Tucked away amid the 3,700 lots of German, European, and worldwide single stamps, covers, and collections were 30 or so lots from the “Vereinigte Staaten von Amerika,” or United States of America.
Seeking out U.S. items overseas can be especially rewarding, because the competition tends to be less intense, and therefore the bidding is lower.
It would be a mistake to get discouraged by the Auction Galleries Hamburg lot descriptions, which are in German.
Though a robotic translation from Google or some other service can be as confusing as it is edifying, the pictures often say all that needs to be said about an item.
And it’s a safe bet that any European auction house can provide basic customer service in English, such as responding to an email query for clarification.

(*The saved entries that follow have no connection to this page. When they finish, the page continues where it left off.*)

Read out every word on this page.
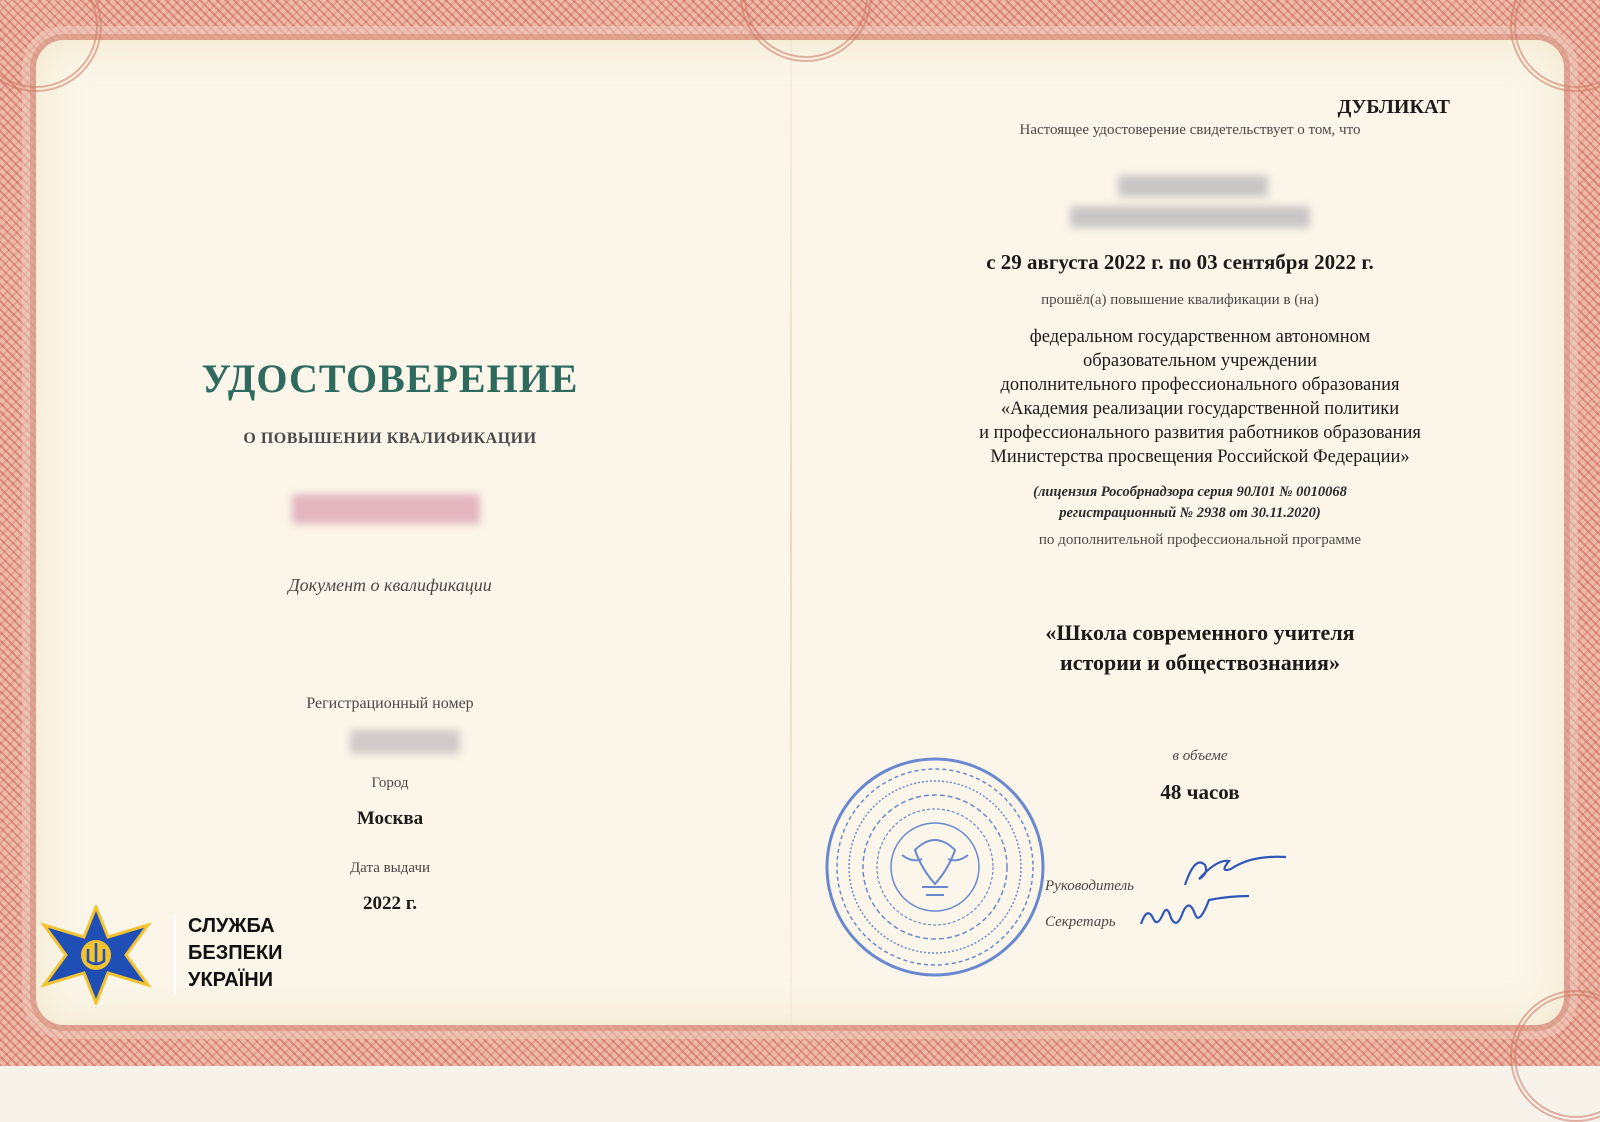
УДОСТОВЕРЕНИЕ
О ПОВЫШЕНИИ КВАЛИФИКАЦИИ
Документ о квалификации
Регистрационный номер
Город
Москва
Дата выдачи
2022 г.
ДУБЛИКАТ
Настоящее удостоверение свидетельствует о том, что
с 29 августа 2022 г. по 03 сентября 2022 г.
прошёл(а) повышение квалификации в (на)
федеральном государственном автономном
образовательном учреждении
дополнительного профессионального образования
«Академия реализации государственной политики
и профессионального развития работников образования
Министерства просвещения Российской Федерации»
(лицензия Рособрнадзора серия 90Л01 № 0010068
регистрационный № 2938 от 30.11.2020)
по дополнительной профессиональной программе
«Школа современного учителя
истории и обществознания»
в объеме
48 часов
Руководитель
Секретарь
СЛУЖБА
БЕЗПЕКИ
УКРАЇНИ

The Zeppelin plate blocks mentioned in the Linn’s March 6 preview of the Hamburg sale unfortunately did not find a buyer, but several other U.S. items did, including what might just be one of the prettiest covers of all time.

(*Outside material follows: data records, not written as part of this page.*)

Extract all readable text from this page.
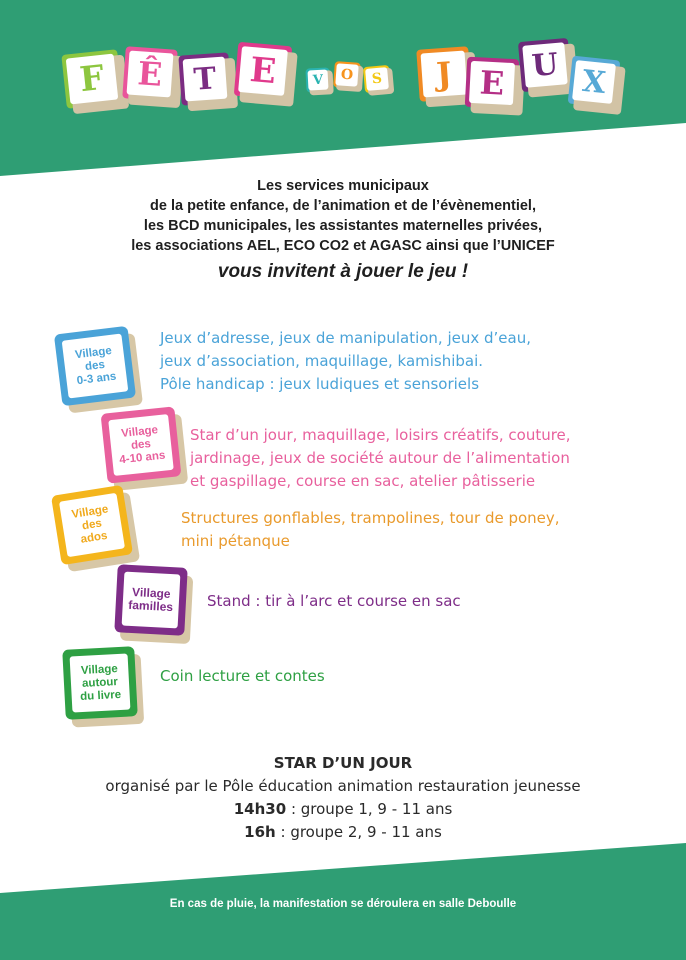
F Ê T E	V O S J E U X
Les services municipaux
de la petite enfance, de l’animation et de l’évènementiel,
les BCD municipales, les assistantes maternelles privées,
les associations AEL, ECO CO2 et AGASC ainsi que l’UNICEF
vous invitent à jouer le jeu !
Village
des
0-3 ans
Jeux d’adresse, jeux de manipulation, jeux d’eau,
jeux d’association, maquillage, kamishibai.
Pôle handicap : jeux ludiques et sensoriels
Village
des
4-10 ans
Star d’un jour, maquillage, loisirs créatifs, couture,
jardinage, jeux de société autour de l’alimentation
et gaspillage, course en sac, atelier pâtisserie
Village
des
ados
Structures gonflables, trampolines, tour de poney,
mini pétanque
Village
familles Stand : tir à l’arc et course en sac
Village
autour
du livre
Coin lecture et contes
STAR D’UN JOUR
organisé par le Pôle éducation animation restauration jeunesse
14h30 : groupe 1, 9 - 11 ans
16h : groupe 2, 9 - 11 ans
En cas de pluie, la manifestation se déroulera en salle Deboulle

A small, clean envelope mailed from Philadelphia to Port Deposit, Md., in the early 1850s bore the stunning combination of a red stamp canceled by a blue postmark and a blue stamp canceled by a red postmark.
Hamburg did not identify the imperforate 3¢ 1851 George Washington by catalog number.

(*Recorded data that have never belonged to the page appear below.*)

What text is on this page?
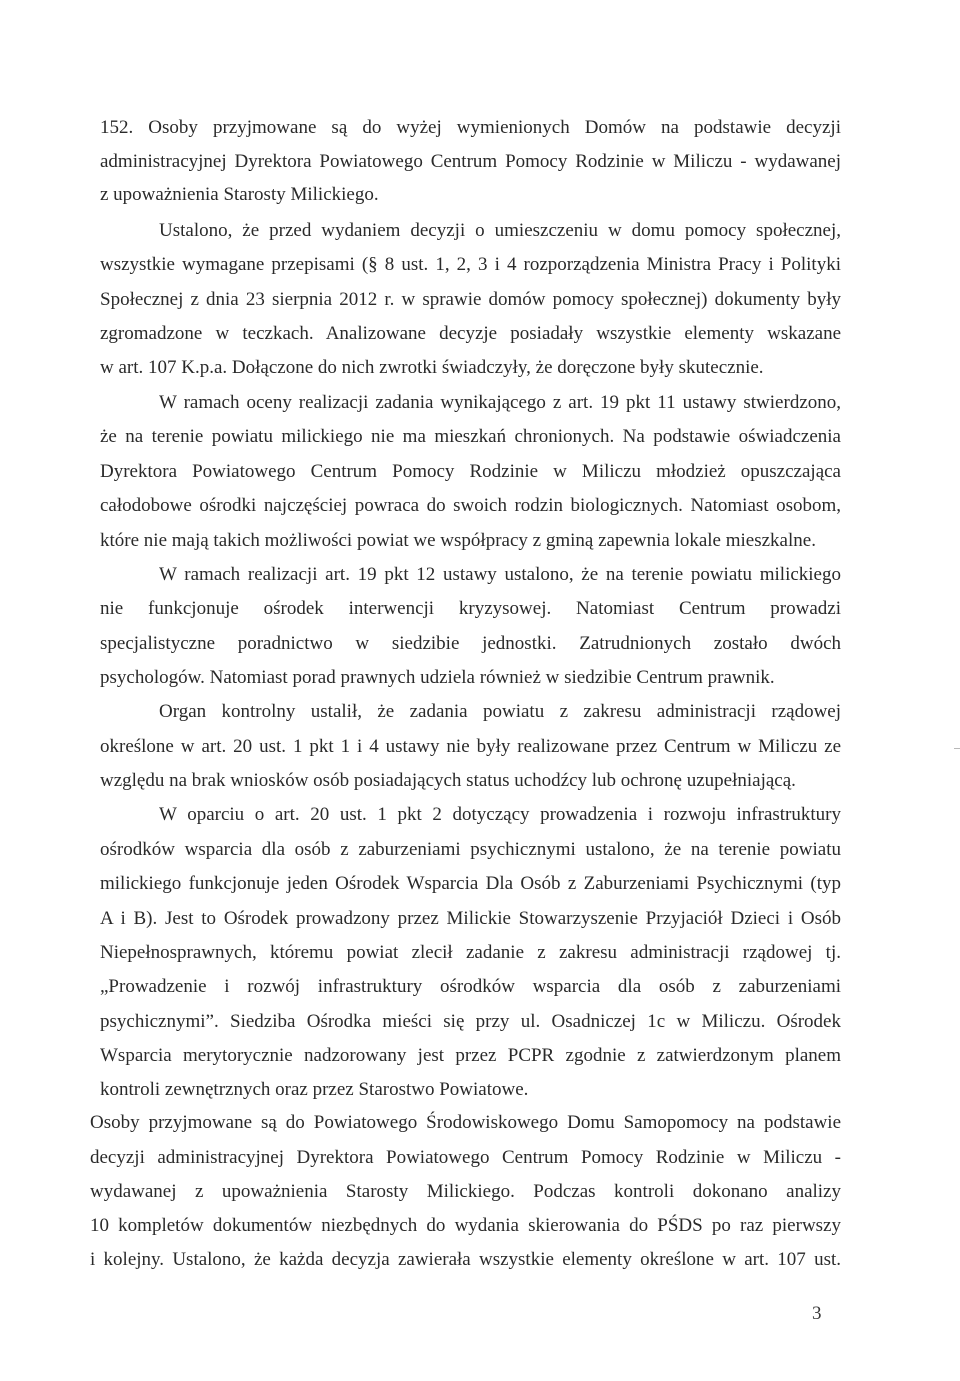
152. Osoby przyjmowane są do wyżej wymienionych Domów na podstawie decyzji
administracyjnej Dyrektora Powiatowego Centrum Pomocy Rodzinie w Miliczu - wydawanej
z upoważnienia Starosty Milickiego.
Ustalono, że przed wydaniem decyzji o umieszczeniu w domu pomocy społecznej,
wszystkie wymagane przepisami (§ 8 ust. 1, 2, 3 i 4 rozporządzenia Ministra Pracy i Polityki
Społecznej z dnia 23 sierpnia 2012 r. w sprawie domów pomocy społecznej) dokumenty były
zgromadzone w teczkach. Analizowane decyzje posiadały wszystkie elementy wskazane
w art. 107 K.p.a. Dołączone do nich zwrotki świadczyły, że doręczone były skutecznie.
W ramach oceny realizacji zadania wynikającego z art. 19 pkt 11 ustawy stwierdzono,
że na terenie powiatu milickiego nie ma mieszkań chronionych. Na podstawie oświadczenia
Dyrektora Powiatowego Centrum Pomocy Rodzinie w Miliczu młodzież opuszczająca
całodobowe ośrodki najczęściej powraca do swoich rodzin biologicznych. Natomiast osobom,
które nie mają takich możliwości powiat we współpracy z gminą zapewnia lokale mieszkalne.
W ramach realizacji art. 19 pkt 12 ustawy ustalono, że na terenie powiatu milickiego
nie funkcjonuje ośrodek interwencji kryzysowej. Natomiast Centrum prowadzi
specjalistyczne poradnictwo w siedzibie jednostki. Zatrudnionych zostało dwóch
psychologów. Natomiast porad prawnych udziela również w siedzibie Centrum prawnik.
Organ kontrolny ustalił, że zadania powiatu z zakresu administracji rządowej
określone w art. 20 ust. 1 pkt 1 i 4 ustawy nie były realizowane przez Centrum w Miliczu ze
względu na brak wniosków osób posiadających status uchodźcy lub ochronę uzupełniającą.
W oparciu o art. 20 ust. 1 pkt 2 dotyczący prowadzenia i rozwoju infrastruktury
ośrodków wsparcia dla osób z zaburzeniami psychicznymi ustalono, że na terenie powiatu
milickiego funkcjonuje jeden Ośrodek Wsparcia Dla Osób z Zaburzeniami Psychicznymi (typ
A i B). Jest to Ośrodek prowadzony przez Milickie Stowarzyszenie Przyjaciół Dzieci i Osób
Niepełnosprawnych, któremu powiat zlecił zadanie z zakresu administracji rządowej tj.
„Prowadzenie i rozwój infrastruktury ośrodków wsparcia dla osób z zaburzeniami
psychicznymi”. Siedziba Ośrodka mieści się przy ul. Osadniczej 1c w Miliczu. Ośrodek
Wsparcia merytorycznie nadzorowany jest przez PCPR zgodnie z zatwierdzonym planem
kontroli zewnętrznych oraz przez Starostwo Powiatowe.
Osoby przyjmowane są do Powiatowego Środowiskowego Domu Samopomocy na podstawie
decyzji administracyjnej Dyrektora Powiatowego Centrum Pomocy Rodzinie w Miliczu -
wydawanej z upoważnienia Starosty Milickiego. Podczas kontroli dokonano analizy
10 kompletów dokumentów niezbędnych do wydania skierowania do PŚDS po raz pierwszy
i kolejny. Ustalono, że każda decyzja zawierała wszystkie elementy określone w art. 107 ust.
3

Identifications are not always easy to do from an online scan, but the stamp appears to be a Type II, with a recut inner frame line.
The cover is postmarked Oct. 27, and a pencil notation at lower left gives a year of 1852, perhaps based on the contents. If that date is correct, it would make the stamp more likely to be the more common dull red shade (Scott 11A), although there’s a small possibility it could be the more desirable claret or brown-orange.
Alongside the 3¢, tied by the Philadelphia datestamp and also by a nifty, solid red star, is a 1¢ Eagle carrier’s stamp (Scott LO2) — a type of U.S. Official stamp that paid the extra fee for delivering a letter to a local post office in the days before there were mailboxes on every other street corner.
Between the red-white-and-blue color combo, the iconography of the stamps, the jaunty angle at which they are placed, and the overall neatness of the cover, this might just be one of the most eye-appealing items in all of philately.
Some lucky buyer took it home with a bid of €350, or about $455 including the 22 percent buyer’s commission levied by Hamburg.